Disease Burden and Quality of Life in Psoriasis Patients With and Without Comorbid Psoriatic Arthritis: Results From National Psoriasis Foundation Panel Surveys
Ms. Edson-Heredia, Drs. Zhu and Maeda-Chubachi, and Ms. Guo are from Lilly Research Laboratories, Indianapolis, Indiana. Dr. Lebwohl is from the Icahn School of Medicine at Mount Sinai, New York, New York.
This study was fully sponsored by Eli Lilly and Company. Ms. Edson-Heredia, Drs. Zhu and Maeda-Chubachi, and Ms. Guo are employees and stockholders for Eli Lilly and Company. Dr. Lebwohl is a consultant and investigator for AbGenomics International Inc; Amgen Inc; Can-Fite BioPharma; Coronado Biosciences; Dermipsor Ltd; Eli Lilly and Company; Forward Pharma; Janssen Biotech Inc; LEO Pharma; Meda Pharmaceuticals; Merck & Co; Novartis Corporation; Pfizer Inc; Taro Pharmaceuticals USA, Inc; and UCB, Inc.
Correspondence: Emily Edson-Heredia, MPH, Lilly Corporate Center, Indianapolis, IN 46285 (eheredia@lilly.com).

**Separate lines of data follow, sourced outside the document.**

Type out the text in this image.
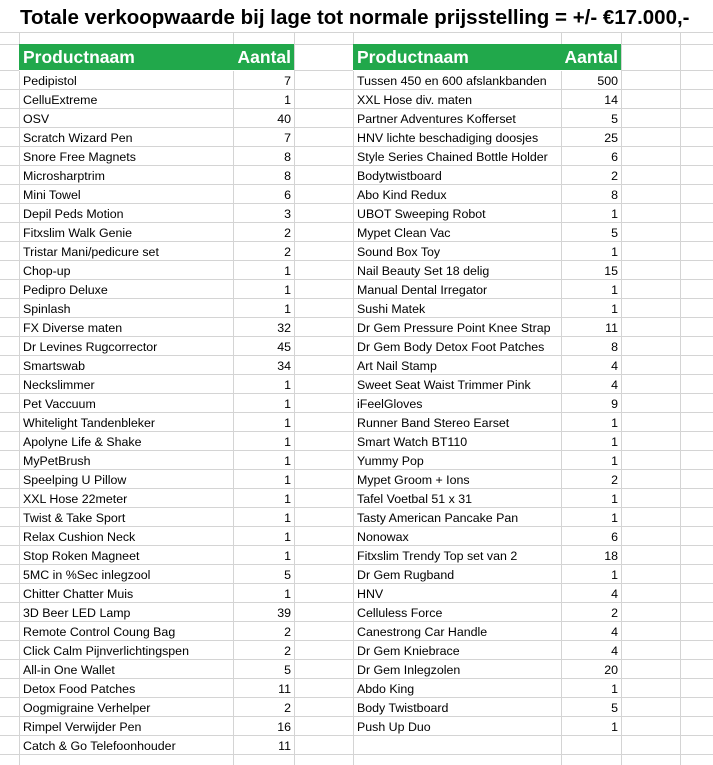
Totale verkoopwaarde bij lage tot normale prijsstelling = +/- €17.000,-
Productnaam	Aantal
Pedipistol	7
CelluExtreme	1
OSV	40
Scratch Wizard Pen	7
Snore Free Magnets	8
Microsharptrim	8
Mini Towel	6
Depil Peds Motion	3
Fitxslim Walk Genie	2
Tristar Mani/pedicure set	2
Chop-up	1
Pedipro Deluxe	1
Spinlash	1
FX Diverse maten	32
Dr Levines Rugcorrector	45
Smartswab	34
Neckslimmer	1
Pet Vaccuum	1
Whitelight Tandenbleker	1
Apolyne Life & Shake	1
MyPetBrush	1
Speelping U Pillow	1
XXL Hose 22meter	1
Twist & Take Sport	1
Relax Cushion Neck	1
Stop Roken Magneet	1
5MC in %Sec inlegzool	5
Chitter Chatter Muis	1
3D Beer LED Lamp	39
Remote Control Coung Bag	2
Click Calm Pijnverlichtingspen	2
All-in One Wallet	5
Detox Food Patches	11
Oogmigraine Verhelper	2
Rimpel Verwijder Pen	16
Catch & Go Telefoonhouder	11
Productnaam	Aantal
Tussen 450 en 600 afslankbanden	500
XXL Hose div. maten	14
Partner Adventures Kofferset	5
HNV lichte beschadiging doosjes	25
Style Series Chained Bottle Holder	6
Bodytwistboard	2
Abo Kind Redux	8
UBOT Sweeping Robot	1
Mypet Clean Vac	5
Sound Box Toy	1
Nail Beauty Set 18 delig	15
Manual Dental Irregator	1
Sushi Matek	1
Dr Gem Pressure Point Knee Strap	11
Dr Gem Body Detox Foot Patches	8
Art Nail Stamp	4
Sweet Seat Waist Trimmer Pink	4
iFeelGloves	9
Runner Band Stereo Earset	1
Smart Watch BT110	1
Yummy Pop	1
Mypet Groom + Ions	2
Tafel Voetbal 51 x 31	1
Tasty American Pancake Pan	1
Nonowax	6
Fitxslim Trendy Top set van 2	18
Dr Gem Rugband	1
HNV	4
Celluless Force	2
Canestrong Car Handle	4
Dr Gem Kniebrace	4
Dr Gem Inlegzolen	20
Abdo King	1
Body Twistboard	5
Push Up Duo	1
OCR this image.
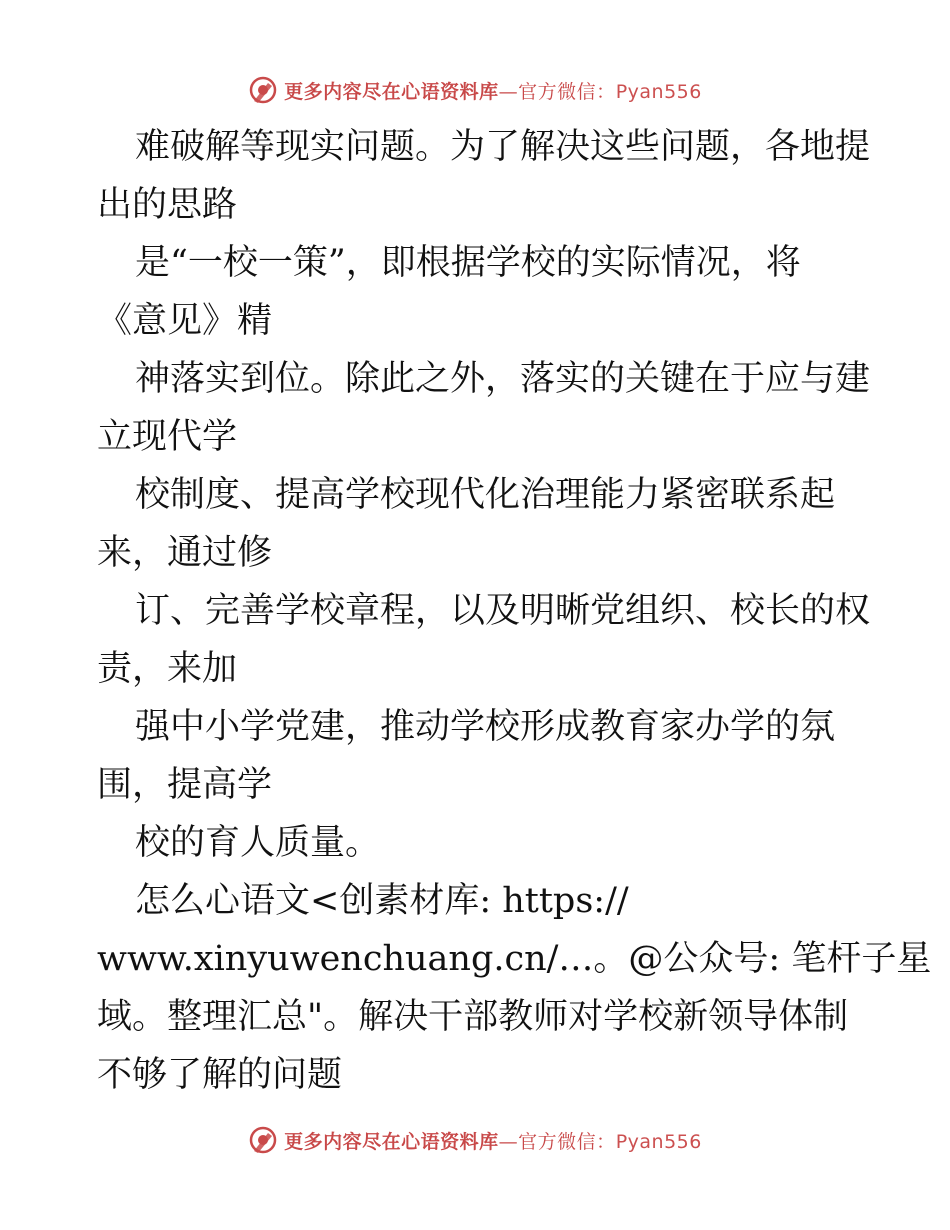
更多内容尽在心语资料库—官方微信：Pyan556
难破解等现实问题。为了解决这些问题，各地提
出的思路
是“一校一策”，即根据学校的实际情况，将
《意见》精
神落实到位。除此之外，落实的关键在于应与建
立现代学
校制度、提高学校现代化治理能力紧密联系起
来，通过修
订、完善学校章程，以及明晰党组织、校长的权
责，来加
强中小学党建，推动学校形成教育家办学的氛
围，提高学
校的育人质量。
怎么心语文<创素材库: https://
www.xinyuwenchuang.cn/…。@公众号: 笔杆子星
域。整理汇总"。解决干部教师对学校新领导体制
不够了解的问题
更多内容尽在心语资料库—官方微信：Pyan556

Patients with moderate to severe psoriasis and comorbid PsA reported significantly higher rates of diabetes mellitus, lupus, rheumatoid arthritis, other arthritis, ankylosing spondylitis, and high blood pressure than patients with moderate to severe psoriasis alone (P<.05)(Table 2). In the group with psoriasis alone, patients with moderate to severe psoriasis had significantly lower rates of lupus compared to those with mild psoriasis (P<.05). In the group with PsA, patients with moderate to severe psoriasis were significantly more likely to report diagnoses of colitis, diabetes mellitus, heart disease, and high blood pressure compared to those with mild to no psoriasis (P<.05).